Puppentheater: "Der Bauer als Millionär"
Der Blödsinn und die Faulheit haben ihren Auftritt. Wie im richtigen Leben die B- und C-Promis. Die Zufriedenheit ist unzufrieden. Hass und Neid hingegen gar nicht, sind doch die Welt und die Neidgesellschaft genau so, wie sie in ihrer Vorstellung existiert: schlecht.
Die Figuren der Feen- und Geisterwelt rund um die rothaarige blaugesichtige Fee Lakrimosa sind allein schon Kunstwerke: Charakterköpfe mit prägnanten oder weichen Zügen, grotesk überzeichnet oder behutsam abstrahiert, elegant in Linien und Ausdruck. Schauspieler mit Eigenleben, auch wenn sie nur aus Stoff oder Holz sind.
Umso faszinierender die Performance von den Thalias Kompagnons aus Nürnberg – sie spielen auch noch "Kafkas Schloss" (ab 19. 8.) bei den Salzburger Festspielen – im Schauspielhaus im Petersbrunnhof in Nonntal: Wenn Stimmen der Zufriedenheit, der Jugend oder dem hohen Alter in Raimunds Zaubermärchen "Das Mädchen aus der Feenwelt oder der Bauer als Millionär" im Schauspielhaus plötzlich Leben einhauchen.
Wenn vier Puppenspieler und zwei Musiker an Piano und Percussion die tragikomische Zauberposse erzählen: bezaubernd, mit Witz und hoch professionell.
Wenn man sieht, und das ist reizvoll, wie Illusion erzeugt wird. Und sich darauf einlassen kann. Das muss Schauspielchef Sven-Eric Bechtolf gemeint haben, als er sagte, er wolle bei den Festspielen eine "Schule des Sehens" begründen und künftig regelmäßig Figuren- und Puppenthea- terproduktionen engagieren.
Viel zu entdecken
Gutes Puppentheater hat suggestive Kraft. Und was ist dafür besser geeignet als Raimunds skurriles Märchenspiel mit seiner naiven Komik voller Melancholie und Weisheit?

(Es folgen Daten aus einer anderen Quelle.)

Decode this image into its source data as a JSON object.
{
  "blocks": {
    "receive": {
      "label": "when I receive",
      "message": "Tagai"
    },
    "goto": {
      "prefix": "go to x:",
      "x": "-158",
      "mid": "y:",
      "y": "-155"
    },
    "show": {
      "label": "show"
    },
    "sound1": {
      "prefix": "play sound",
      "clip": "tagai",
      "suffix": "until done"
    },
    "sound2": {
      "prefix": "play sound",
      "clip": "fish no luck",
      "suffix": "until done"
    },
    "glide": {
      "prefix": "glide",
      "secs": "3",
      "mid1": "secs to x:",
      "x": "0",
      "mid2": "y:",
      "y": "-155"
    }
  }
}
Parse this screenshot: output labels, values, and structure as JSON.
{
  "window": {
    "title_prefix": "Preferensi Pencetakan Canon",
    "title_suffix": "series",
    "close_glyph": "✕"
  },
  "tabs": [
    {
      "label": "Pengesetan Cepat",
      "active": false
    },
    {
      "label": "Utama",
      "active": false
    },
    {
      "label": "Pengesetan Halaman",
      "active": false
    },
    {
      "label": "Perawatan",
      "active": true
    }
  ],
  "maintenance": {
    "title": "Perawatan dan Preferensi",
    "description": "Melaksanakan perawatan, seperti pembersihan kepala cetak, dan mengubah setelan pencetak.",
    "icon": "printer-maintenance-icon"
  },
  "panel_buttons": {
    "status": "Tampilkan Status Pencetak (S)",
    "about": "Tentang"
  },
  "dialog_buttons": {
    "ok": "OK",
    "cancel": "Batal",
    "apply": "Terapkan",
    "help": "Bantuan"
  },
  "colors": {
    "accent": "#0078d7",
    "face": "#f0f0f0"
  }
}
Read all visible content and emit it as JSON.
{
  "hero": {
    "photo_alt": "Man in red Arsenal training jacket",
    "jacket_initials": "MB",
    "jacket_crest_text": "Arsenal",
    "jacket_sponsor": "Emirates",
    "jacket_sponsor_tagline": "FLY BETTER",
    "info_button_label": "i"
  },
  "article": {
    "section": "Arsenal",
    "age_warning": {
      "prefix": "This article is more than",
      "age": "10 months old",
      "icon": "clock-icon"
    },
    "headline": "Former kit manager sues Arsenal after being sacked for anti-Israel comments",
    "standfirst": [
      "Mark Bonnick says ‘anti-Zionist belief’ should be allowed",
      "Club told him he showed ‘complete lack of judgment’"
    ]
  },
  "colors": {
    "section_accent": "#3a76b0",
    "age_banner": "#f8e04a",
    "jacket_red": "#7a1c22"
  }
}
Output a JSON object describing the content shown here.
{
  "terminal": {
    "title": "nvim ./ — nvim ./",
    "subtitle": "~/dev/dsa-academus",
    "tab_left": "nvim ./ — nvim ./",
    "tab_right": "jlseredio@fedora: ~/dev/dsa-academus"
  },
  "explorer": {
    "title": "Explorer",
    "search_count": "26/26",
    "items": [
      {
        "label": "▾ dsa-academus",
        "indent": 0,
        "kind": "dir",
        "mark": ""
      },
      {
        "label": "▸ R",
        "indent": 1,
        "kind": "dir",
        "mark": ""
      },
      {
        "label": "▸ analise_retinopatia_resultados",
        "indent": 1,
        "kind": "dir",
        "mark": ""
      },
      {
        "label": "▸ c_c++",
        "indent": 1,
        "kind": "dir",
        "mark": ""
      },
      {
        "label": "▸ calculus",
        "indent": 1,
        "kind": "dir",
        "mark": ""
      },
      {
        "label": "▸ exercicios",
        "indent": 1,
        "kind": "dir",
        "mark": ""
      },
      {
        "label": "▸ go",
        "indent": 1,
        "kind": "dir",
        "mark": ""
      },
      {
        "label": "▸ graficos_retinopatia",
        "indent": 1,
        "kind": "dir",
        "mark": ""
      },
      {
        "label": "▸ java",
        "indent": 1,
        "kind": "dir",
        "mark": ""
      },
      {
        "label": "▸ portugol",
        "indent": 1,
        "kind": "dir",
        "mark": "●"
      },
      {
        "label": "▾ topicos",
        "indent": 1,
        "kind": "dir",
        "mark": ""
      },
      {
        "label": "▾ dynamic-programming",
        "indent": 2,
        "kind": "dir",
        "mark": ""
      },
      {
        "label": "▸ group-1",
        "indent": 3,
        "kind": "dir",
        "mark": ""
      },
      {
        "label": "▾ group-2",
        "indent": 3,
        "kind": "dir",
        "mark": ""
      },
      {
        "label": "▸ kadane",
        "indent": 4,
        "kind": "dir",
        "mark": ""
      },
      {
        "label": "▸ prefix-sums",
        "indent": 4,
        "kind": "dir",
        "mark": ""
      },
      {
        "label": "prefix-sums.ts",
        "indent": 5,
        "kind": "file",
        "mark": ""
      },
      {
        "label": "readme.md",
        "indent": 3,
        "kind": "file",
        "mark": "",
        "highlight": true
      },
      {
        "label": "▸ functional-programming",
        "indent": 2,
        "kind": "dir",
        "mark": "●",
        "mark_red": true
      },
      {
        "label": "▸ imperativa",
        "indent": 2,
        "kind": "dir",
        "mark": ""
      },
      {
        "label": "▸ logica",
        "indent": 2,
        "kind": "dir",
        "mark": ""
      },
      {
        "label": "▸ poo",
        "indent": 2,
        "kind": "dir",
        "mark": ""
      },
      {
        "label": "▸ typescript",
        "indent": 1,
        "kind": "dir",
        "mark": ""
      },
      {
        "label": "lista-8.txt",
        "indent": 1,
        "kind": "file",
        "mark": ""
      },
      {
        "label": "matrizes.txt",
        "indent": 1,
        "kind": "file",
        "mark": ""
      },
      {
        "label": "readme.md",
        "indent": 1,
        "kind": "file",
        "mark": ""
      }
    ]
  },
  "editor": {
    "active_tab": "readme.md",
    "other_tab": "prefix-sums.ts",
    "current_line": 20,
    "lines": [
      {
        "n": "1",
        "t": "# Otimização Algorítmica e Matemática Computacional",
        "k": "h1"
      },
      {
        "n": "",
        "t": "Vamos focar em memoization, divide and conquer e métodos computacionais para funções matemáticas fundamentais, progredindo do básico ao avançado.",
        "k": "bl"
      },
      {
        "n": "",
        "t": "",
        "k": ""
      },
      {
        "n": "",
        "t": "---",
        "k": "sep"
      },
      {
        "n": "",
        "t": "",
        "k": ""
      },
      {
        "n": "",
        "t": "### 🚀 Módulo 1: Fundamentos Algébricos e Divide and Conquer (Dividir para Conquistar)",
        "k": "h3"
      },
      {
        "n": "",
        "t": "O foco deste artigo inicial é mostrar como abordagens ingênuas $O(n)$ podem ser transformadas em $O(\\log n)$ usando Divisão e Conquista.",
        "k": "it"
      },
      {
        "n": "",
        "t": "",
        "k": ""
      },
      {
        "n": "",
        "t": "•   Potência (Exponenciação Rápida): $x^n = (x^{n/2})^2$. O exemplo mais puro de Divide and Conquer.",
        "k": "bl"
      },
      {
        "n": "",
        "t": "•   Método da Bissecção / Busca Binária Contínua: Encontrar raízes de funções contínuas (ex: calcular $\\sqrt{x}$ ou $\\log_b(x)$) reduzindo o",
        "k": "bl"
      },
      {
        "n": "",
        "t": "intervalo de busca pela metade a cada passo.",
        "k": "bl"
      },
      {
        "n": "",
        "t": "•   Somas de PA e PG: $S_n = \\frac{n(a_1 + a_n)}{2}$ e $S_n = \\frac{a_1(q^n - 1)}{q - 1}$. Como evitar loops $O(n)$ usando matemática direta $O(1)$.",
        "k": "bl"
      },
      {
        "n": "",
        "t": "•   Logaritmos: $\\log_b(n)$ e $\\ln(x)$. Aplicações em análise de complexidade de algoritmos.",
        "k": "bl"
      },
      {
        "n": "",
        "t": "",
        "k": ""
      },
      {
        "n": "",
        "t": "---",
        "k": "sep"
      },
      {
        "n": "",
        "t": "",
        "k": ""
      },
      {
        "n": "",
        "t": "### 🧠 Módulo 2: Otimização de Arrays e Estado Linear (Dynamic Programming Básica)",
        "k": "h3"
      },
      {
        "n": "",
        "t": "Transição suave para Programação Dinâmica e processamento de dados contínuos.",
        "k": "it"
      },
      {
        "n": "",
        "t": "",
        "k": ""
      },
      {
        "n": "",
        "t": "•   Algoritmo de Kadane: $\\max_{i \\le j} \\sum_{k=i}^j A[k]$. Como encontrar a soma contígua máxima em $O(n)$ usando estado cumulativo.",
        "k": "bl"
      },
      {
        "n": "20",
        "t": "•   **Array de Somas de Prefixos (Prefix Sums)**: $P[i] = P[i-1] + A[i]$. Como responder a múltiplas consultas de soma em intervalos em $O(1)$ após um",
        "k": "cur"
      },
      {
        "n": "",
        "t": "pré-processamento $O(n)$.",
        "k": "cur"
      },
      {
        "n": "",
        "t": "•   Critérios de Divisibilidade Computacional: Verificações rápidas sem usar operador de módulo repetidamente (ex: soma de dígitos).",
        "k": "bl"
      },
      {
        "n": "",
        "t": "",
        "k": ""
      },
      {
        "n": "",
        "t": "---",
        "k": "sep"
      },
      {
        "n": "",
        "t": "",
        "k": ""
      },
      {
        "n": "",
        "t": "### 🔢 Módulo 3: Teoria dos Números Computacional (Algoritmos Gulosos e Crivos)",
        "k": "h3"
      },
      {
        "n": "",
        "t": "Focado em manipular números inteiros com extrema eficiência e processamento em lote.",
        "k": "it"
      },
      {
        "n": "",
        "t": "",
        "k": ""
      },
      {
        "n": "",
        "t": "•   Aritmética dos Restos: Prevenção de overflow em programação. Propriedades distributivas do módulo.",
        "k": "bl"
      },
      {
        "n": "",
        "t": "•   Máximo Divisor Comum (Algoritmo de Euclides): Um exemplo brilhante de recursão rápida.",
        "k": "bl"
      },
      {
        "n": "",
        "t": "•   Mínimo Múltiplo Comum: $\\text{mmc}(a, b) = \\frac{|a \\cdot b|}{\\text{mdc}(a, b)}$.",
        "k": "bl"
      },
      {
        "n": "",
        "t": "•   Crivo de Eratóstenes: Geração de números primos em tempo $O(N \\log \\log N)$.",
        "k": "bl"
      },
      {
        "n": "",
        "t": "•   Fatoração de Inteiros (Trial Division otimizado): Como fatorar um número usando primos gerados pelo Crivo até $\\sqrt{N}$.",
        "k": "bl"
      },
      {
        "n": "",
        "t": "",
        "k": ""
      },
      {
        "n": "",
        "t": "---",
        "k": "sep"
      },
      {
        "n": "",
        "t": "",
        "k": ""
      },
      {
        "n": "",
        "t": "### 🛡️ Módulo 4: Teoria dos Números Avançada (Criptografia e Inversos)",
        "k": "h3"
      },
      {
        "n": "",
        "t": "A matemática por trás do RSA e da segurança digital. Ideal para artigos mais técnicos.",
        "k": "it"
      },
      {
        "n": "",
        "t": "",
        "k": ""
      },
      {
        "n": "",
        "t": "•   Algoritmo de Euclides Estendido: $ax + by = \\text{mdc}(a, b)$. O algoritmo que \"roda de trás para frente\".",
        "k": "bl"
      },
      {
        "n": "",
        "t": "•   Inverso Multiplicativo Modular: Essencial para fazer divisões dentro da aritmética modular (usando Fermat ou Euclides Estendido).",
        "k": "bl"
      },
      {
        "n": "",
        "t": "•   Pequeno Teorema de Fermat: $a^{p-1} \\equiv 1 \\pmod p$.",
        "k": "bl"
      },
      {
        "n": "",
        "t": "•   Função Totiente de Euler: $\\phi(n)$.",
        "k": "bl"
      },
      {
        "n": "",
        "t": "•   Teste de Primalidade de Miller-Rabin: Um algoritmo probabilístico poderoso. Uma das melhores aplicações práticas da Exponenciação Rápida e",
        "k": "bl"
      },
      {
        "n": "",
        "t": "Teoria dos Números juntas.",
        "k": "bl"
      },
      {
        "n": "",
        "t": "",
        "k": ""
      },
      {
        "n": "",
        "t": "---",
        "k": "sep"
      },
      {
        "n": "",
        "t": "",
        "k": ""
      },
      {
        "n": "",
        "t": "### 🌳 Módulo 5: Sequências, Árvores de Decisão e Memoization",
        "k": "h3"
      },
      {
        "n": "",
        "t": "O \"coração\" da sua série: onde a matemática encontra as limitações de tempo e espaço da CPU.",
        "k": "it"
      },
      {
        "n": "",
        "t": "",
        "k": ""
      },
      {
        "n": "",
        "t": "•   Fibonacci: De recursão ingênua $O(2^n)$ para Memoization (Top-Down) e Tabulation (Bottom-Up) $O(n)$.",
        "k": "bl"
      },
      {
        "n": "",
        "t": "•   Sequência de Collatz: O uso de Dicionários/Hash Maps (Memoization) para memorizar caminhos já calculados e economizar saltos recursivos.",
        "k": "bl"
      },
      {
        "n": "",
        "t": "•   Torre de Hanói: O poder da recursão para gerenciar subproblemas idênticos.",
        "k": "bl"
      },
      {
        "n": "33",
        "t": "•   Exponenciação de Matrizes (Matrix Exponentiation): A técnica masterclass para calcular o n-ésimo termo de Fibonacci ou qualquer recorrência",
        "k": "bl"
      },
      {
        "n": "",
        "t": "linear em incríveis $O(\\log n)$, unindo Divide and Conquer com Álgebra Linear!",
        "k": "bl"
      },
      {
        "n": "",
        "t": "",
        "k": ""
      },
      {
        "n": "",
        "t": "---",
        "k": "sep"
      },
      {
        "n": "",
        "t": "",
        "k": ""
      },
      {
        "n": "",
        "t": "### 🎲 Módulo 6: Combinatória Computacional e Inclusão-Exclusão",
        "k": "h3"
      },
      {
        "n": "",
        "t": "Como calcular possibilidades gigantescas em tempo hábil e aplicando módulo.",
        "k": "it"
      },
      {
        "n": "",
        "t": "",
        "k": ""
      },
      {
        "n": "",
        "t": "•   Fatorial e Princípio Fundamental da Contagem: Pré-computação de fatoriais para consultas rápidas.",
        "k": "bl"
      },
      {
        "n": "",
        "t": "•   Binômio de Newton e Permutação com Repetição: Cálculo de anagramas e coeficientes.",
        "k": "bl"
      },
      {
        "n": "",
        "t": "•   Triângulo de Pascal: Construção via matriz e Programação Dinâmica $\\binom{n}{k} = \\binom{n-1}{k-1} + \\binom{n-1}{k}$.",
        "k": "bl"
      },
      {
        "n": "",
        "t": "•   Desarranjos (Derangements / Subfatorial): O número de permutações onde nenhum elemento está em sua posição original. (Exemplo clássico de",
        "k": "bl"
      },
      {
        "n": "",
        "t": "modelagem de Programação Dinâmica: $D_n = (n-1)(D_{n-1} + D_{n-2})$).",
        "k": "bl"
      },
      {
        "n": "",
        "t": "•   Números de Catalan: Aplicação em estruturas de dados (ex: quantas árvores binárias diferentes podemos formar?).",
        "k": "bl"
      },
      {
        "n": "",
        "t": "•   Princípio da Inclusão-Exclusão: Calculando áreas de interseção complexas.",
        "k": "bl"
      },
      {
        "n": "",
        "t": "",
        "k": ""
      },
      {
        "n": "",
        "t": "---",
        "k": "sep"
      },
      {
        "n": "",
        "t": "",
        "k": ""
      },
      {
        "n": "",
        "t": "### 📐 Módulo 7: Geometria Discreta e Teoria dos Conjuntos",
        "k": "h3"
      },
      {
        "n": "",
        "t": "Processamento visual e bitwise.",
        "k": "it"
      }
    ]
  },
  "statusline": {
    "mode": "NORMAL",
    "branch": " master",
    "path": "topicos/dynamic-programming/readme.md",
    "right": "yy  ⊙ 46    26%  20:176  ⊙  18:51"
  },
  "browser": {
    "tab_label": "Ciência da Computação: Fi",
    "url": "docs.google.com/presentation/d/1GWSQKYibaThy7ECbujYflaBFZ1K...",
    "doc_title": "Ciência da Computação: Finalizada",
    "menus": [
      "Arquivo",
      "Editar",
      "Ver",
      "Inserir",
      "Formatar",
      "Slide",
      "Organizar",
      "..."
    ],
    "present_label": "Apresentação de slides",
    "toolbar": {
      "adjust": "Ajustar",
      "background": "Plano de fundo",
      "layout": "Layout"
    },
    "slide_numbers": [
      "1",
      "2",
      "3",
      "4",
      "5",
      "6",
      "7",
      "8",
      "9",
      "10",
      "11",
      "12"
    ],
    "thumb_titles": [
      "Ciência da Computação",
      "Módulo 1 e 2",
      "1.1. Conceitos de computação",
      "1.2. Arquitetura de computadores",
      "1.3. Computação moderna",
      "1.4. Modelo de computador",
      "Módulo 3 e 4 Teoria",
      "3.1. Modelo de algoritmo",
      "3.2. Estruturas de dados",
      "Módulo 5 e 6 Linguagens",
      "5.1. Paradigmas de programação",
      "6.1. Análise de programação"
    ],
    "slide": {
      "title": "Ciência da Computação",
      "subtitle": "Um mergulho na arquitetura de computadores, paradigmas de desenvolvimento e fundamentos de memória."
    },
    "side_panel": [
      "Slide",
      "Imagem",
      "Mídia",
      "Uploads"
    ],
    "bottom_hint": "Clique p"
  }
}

Alles spielt sich vor, auf und hinter einer Leinwand ab. Sie gibt die Projektionsfläche, auf der per Video zu sehen ist, was das Team rund um Tristan Vogt und Joachim Torbahn auf einem Tisch in einer offenen Box spielt. Aber teilweise wird mit den Puppen auch im offenen Raum agiert.
Die hohe Kunst, die Puppen im Theater tanzen zu lassen, verlangt etwas, was in Zeiten von Videowall und Digitalfernsehen antiquiert anmutet: Intimität und genaues Zuhören. Die Stimmen im Halbdunkel sind die Direktverbindung zum Zuschauer und können Puppen zum Leben erwecken. Als wär’s Zauberei. Dicht. Auch ohne "Aschenlied".
Und klug. Denn: "Bist du glücklich?" Auf die Frage antwortet Karl, Lottchens Objekt der Begierde, am Ende: "Ich bin zufrieden."
KURIER-Wertung: **** von *****
INFO: Vorstellungen am 10. und 13. bis 17. 8.